Written from a personal perspective of life on a farm, this in itself completely differentiates the varying approaches used in The Invention of The Zero and Orrery in tackling the subject of technological advance. Rather than possessing the mechanical, abstract, and computerized images of The Invention of The Zero, Orrery contains images of time, seasons, and nature. "The two books rescue each other. The Invention of the Zero answers Orrery, [The Invention of The Zero] is darker."
1: a construction built to represent the motion of the universe.
The Invention of the Zero
Taking Kenney ten years to write, The Invention of the Zero features six long poems: A 'Colloquy of Ancient Men,' 'The Invention of the Zero,' 'The Encantadas,' 'Typhoon,' 'Lucifer,' and 'Epilog: Read Only Memory.' All tell one story, however.
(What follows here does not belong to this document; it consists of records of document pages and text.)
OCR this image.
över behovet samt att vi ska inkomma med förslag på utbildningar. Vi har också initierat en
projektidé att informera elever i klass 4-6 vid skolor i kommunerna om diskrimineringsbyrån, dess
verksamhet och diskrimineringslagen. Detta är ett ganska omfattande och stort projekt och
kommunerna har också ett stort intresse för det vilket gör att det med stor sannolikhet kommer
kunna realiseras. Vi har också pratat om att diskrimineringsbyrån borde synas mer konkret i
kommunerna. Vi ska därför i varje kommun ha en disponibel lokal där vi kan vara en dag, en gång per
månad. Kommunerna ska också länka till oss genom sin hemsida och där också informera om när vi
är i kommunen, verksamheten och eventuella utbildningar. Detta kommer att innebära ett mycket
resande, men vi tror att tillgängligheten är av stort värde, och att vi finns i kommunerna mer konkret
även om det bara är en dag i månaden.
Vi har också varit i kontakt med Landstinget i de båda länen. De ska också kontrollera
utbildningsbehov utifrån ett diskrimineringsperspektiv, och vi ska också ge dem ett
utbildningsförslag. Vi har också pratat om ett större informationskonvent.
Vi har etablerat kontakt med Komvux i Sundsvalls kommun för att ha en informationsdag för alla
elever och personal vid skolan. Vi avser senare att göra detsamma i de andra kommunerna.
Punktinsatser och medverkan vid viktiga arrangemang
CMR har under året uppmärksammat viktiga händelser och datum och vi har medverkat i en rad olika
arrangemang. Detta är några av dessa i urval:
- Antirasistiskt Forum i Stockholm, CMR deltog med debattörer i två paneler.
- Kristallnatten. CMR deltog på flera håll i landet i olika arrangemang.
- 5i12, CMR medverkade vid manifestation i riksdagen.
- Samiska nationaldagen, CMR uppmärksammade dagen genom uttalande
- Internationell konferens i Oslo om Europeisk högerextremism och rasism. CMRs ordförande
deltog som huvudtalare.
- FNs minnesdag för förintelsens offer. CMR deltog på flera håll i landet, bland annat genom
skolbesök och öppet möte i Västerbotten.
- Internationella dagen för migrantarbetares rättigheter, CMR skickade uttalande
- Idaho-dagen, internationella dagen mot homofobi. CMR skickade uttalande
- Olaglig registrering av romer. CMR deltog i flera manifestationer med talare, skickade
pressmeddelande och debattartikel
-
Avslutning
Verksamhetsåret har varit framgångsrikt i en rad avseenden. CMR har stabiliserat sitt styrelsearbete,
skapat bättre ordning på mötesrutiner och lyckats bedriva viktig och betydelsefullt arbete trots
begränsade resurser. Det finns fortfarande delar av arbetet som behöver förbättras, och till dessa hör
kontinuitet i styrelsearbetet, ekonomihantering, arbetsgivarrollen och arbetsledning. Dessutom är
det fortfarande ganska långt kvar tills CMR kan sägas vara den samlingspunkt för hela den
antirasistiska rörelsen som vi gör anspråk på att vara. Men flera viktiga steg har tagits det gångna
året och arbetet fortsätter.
Though four are set in World War II, all examine the history of the universe and its evolution from the Big Bang to the invention of computers to the development of the atomic bomb. Free verse and with extravagant style, The Invention of the Zero provokes questions about invention and whether or not technology has actually helped humanity or just furthered the disparity between science and different aspects of faith.
In writing The Invention of the Zero, Kenney says that he "was on the edge of [his] powers imaginatively. The material would grow and retract on a daily basis, and it was definitely an experiment, and emotionally draining." Though the Lannan Literary Award is accredited in acknowledging all of Kenney's books, the publication of The Invention of the Zero is what really won it for him.